Aybars yüksek sesle gülünce yanımızdan geçenler dönüp bize baktı. Onlara da gülümsedim. Onlar da bana gülümseyip yollarına devam etti.

 

"Herkes bize aynısını söylüyor."

 

Baybars da yanımıza geldi. İkisi de aynı anda birbirlerine"Deminden beri seni arıyordum ikiz!"dedi. Keşke benim de ikizim olsaydı. Bugün 2017'nin son günüydü.

 

"Bizim son bir dersimiz kaldı. Görüşürüz kanka."dedi Aybars.

 

"Görüşürüz, kendinize iyi bakın."

 

"Sen de."

 

Onlar gittikten sonra telefonumdan bildirim sesi geldi. Ahuşen bana WhatsApp'dan fotoğraf göndermişti.
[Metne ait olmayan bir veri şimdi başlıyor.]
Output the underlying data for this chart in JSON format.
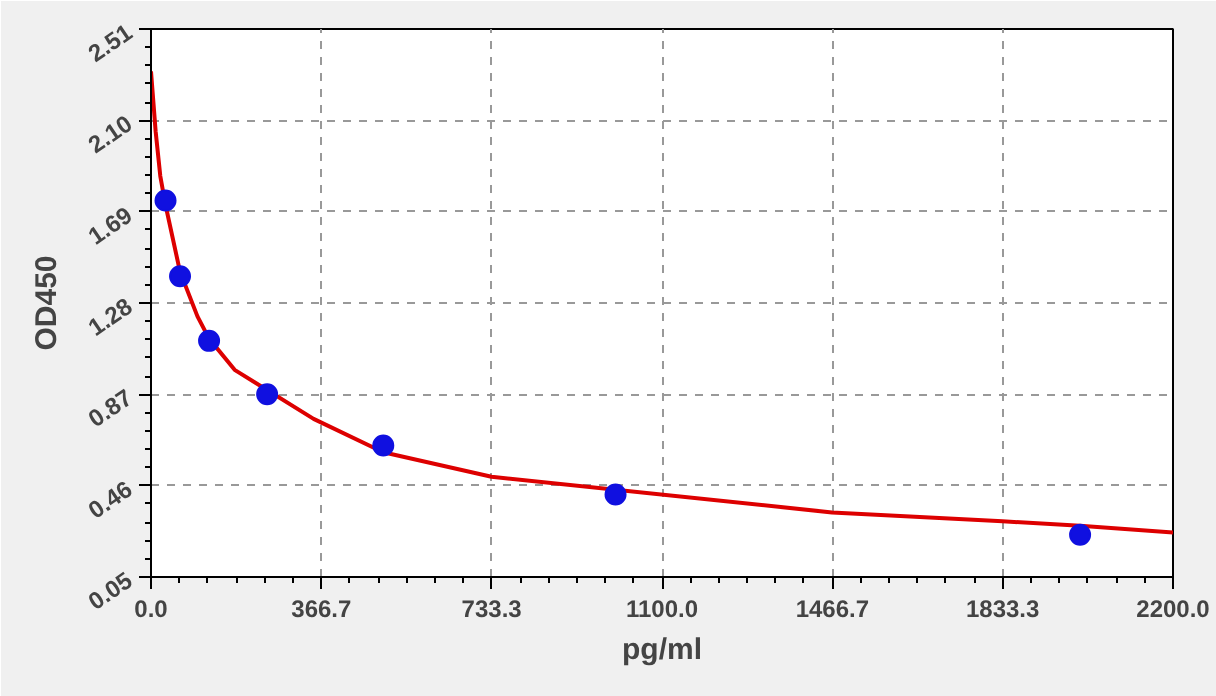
{
  "chart_data": {
    "type": "scatter",
    "xlabel": "pg/ml",
    "ylabel": "OD450",
    "xlim": [
      0,
      2200
    ],
    "ylim": [
      0.05,
      2.51
    ],
    "xticks": [
      {
        "value": 0,
        "label": "0.0"
      },
      366.7,
      733.3,
      {
        "value": 1100,
        "label": "1100.0"
      },
      1466.7,
      1833.3,
      {
        "value": 2200,
        "label": "2200.0"
      }
    ],
    "yticks": [
      0.05,
      0.46,
      0.87,
      1.28,
      1.69,
      {
        "value": 2.1,
        "label": "2.10"
      },
      2.51
    ],
    "grid": true,
    "series": [
      {
        "type": "line",
        "color": "#dd0000",
        "x": [
          0,
          10,
          20,
          31.25,
          62.5,
          100,
          125,
          180,
          350,
          500,
          733,
          1466,
          1833,
          2000,
          2200
        ],
        "values": [
          2.32,
          2.05,
          1.85,
          1.72,
          1.42,
          1.22,
          1.12,
          0.98,
          0.76,
          0.61,
          0.5,
          0.34,
          0.3,
          0.28,
          0.25
        ]
      },
      {
        "marker": "circle",
        "color": "#1010e0",
        "x": [
          31.25,
          62.5,
          125,
          250,
          500,
          1000,
          2000
        ],
        "values": [
          1.74,
          1.4,
          1.11,
          0.87,
          0.64,
          0.42,
          0.24
        ]
      }
    ]
  }
}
Ağzına götürdüğü Starbucks bardağıyla ve kapalı gözleriyle poz vermişti.

 

 

Altına "Derslerin bittiyse buraya gel. Konumu atıyorum hemen."yazmıştı. Derslerim bittiği için otoparka gittim. Arabama binip konum atmasını bekledim. Konum atınca navigasyona konumu girdim. Yol bizim okuldan çıkan öğrencilerle doluydu. Geldiğim yer kafeler sokağıydı. Starbucks'ın tasarımı çok güzeldi. Kahvemi alıp Ahuşen'i ararken mekanın güzelliğine hayran kaldım. Duvarlar grafitiyle süslenmişti. Ahuşen yola bakan camın önüne oturmuş dışarıyı izliyordu. Karşısına oturdum. Önüne döndüğünde beni görünce şaşırdı.

 

"Ne çabuk geldin ya."

 

"Arabamla geldiğim için olabilir mi?"

 

"Okula çok yakın olduğu için de olabilir."

 

"O da olabilir." dedim gülerek. O da güldü. Gülünce daha da güzel oluyordu.

 

"Ee nasıl geçti bugünün?"

 

"İyi geçti. Sen çağırmadan önce Aybars'la sohbet ettim biraz."

 

Yüzüne bir gülümseme yerleştirdi.

 

"En sevdiğim ikiz kardeşler ya! Bak Aras şuraya yazıyorum 3 güne kanka olursunuz."

 

"Biz çoktan kanka olduk. Keşke benim de tek yumurta ikizim olsaydı."

 

Gülümsemesi soldu.

 

"Her tek yumurta ikizi olan şanslı değildir Aras..."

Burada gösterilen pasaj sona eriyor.